Наблюдаемая экспрессия Fas-антигена, вероятно, произошла еще в период сперматогенеза и выявленные маркированные клетки — как раз те клетки, которые должны были быть устранены в процессе апоптоза, но по каким-то причинам механизмы апоптоза не были закончены, либо были отложены, либо функционировали неправильно [21]. Корреляционный анализ при этом выявил, что часть тех сперматозоидов, которые оценены как активно подвижные у субфертильных пациентов, были маркированы Fas и предрасположены при наличии дополнительных факторов к смерти через Fas-зависимый апоптоз, что подтвердилось положительной корреляцией количества Fas+ клеток с подвижностью.

Положительная корреляция Fas+ клеток с наличием в эякуляте патологических форм сперматозоидов также свидетельствует о том, что эти клетки потенциально уготовлены к гибели по рецепторному (мембранному) пути апоптоза [22], когда сигналы к его запуску поступают извне и опосредованы через Fas-рецепторы.
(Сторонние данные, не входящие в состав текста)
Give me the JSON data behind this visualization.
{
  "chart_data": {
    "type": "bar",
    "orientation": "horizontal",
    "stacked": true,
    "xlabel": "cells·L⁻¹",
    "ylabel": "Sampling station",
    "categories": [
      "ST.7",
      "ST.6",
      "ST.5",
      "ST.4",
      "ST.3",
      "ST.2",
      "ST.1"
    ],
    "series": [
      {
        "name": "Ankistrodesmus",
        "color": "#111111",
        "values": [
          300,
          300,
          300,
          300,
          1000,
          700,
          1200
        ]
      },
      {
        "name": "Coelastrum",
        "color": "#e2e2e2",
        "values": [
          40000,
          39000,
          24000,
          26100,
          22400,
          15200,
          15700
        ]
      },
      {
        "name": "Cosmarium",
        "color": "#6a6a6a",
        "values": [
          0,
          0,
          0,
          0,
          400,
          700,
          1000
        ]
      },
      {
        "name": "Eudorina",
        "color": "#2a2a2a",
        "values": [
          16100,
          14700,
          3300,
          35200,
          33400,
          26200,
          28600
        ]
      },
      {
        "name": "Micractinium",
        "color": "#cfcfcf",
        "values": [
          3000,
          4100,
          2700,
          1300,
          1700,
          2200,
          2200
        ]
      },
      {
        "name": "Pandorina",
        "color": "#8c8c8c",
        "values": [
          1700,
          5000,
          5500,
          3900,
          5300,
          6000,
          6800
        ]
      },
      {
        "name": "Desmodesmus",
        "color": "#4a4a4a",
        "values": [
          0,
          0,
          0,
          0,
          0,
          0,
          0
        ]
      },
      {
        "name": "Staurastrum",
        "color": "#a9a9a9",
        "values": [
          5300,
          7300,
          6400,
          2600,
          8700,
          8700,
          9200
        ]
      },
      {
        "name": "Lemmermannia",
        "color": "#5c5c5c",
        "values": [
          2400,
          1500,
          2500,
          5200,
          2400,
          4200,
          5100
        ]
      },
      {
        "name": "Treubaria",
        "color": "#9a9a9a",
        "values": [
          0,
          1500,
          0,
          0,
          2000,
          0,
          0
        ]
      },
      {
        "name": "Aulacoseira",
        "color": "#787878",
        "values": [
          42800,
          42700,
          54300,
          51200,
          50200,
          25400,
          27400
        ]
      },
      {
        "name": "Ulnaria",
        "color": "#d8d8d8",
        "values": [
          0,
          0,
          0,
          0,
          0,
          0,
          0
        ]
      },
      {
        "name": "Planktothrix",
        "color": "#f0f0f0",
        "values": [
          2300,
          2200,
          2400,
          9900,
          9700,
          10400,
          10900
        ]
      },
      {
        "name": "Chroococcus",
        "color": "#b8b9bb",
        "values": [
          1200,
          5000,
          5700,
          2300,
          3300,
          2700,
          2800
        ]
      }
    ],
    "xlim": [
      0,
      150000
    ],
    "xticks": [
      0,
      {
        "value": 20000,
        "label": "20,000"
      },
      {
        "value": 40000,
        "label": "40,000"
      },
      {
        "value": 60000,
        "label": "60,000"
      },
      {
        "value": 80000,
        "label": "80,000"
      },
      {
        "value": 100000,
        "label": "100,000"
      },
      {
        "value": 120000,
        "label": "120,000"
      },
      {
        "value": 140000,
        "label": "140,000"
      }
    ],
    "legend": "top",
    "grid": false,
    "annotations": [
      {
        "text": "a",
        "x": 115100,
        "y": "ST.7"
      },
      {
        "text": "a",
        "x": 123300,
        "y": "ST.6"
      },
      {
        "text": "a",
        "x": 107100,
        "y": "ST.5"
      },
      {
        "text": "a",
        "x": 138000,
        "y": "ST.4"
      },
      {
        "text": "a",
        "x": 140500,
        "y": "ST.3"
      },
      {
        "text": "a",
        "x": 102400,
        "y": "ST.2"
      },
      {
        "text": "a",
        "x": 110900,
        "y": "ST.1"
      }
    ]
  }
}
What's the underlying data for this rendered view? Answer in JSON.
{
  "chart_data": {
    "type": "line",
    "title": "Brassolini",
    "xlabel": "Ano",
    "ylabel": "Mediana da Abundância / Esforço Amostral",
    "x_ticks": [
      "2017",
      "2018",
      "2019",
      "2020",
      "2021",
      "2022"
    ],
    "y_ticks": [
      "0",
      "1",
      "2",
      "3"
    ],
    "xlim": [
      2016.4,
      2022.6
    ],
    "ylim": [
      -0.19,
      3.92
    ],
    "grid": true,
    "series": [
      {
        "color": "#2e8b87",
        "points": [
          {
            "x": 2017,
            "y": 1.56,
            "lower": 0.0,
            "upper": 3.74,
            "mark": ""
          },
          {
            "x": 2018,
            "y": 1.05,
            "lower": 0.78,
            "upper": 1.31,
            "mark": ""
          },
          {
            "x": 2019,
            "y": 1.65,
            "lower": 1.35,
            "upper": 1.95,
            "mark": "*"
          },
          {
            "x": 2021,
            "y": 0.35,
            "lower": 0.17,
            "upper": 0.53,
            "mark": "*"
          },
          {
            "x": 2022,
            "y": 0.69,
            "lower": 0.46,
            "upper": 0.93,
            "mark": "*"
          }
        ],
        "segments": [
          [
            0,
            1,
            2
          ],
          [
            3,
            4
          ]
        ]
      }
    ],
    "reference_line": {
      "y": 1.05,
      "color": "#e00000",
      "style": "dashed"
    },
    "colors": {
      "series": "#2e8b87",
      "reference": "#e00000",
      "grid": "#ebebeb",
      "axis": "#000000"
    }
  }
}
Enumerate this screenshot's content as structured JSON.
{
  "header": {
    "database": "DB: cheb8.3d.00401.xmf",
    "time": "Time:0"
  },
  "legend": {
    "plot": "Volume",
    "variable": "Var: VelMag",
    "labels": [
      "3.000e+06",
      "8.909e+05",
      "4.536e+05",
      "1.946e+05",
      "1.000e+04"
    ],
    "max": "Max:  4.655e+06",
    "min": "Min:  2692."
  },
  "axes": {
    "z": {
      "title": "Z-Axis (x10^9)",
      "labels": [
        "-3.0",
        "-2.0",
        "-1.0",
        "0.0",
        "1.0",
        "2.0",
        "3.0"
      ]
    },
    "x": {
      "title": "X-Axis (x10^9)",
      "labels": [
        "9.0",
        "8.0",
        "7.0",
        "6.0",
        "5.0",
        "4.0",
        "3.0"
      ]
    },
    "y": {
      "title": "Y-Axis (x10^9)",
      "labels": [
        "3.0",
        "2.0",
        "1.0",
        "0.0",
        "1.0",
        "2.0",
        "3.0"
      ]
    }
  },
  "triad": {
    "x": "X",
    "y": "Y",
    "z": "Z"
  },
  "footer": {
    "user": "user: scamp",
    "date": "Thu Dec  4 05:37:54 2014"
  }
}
Таким образом, продемонстрирована достоверная связь между экспрессией рецептора апоптогенного сигнала Fas и качеством спермы. Представленные данные убедительно показывают, что содержание в эякулятах субфертильных мужчин сперматозоидов с маркером апоптоза Fas коррелирует с концентрацией, подвижностью и дефектами морфологии сперматозоидов. Эти факты позволяют считать экспрессию рецептора апоптогенного сигнала на клетках — Fas-фактором, снижающим фертильность спермы.

Выявленные различия в экспрессии белков маркеров апоптоза Fas и FasL на поверхности сперматозоидов фертильных и субфертильных мужчин позволят дополнить диагностический арсенал при исследовании мужской репродуктивной функции и тем самым помочь в выявлении причин нарушения фертильности сперматозоидов. Полученные данные могут также представлять практический интерес при подготовке спермы для вспомогательных репродуктивных технологий.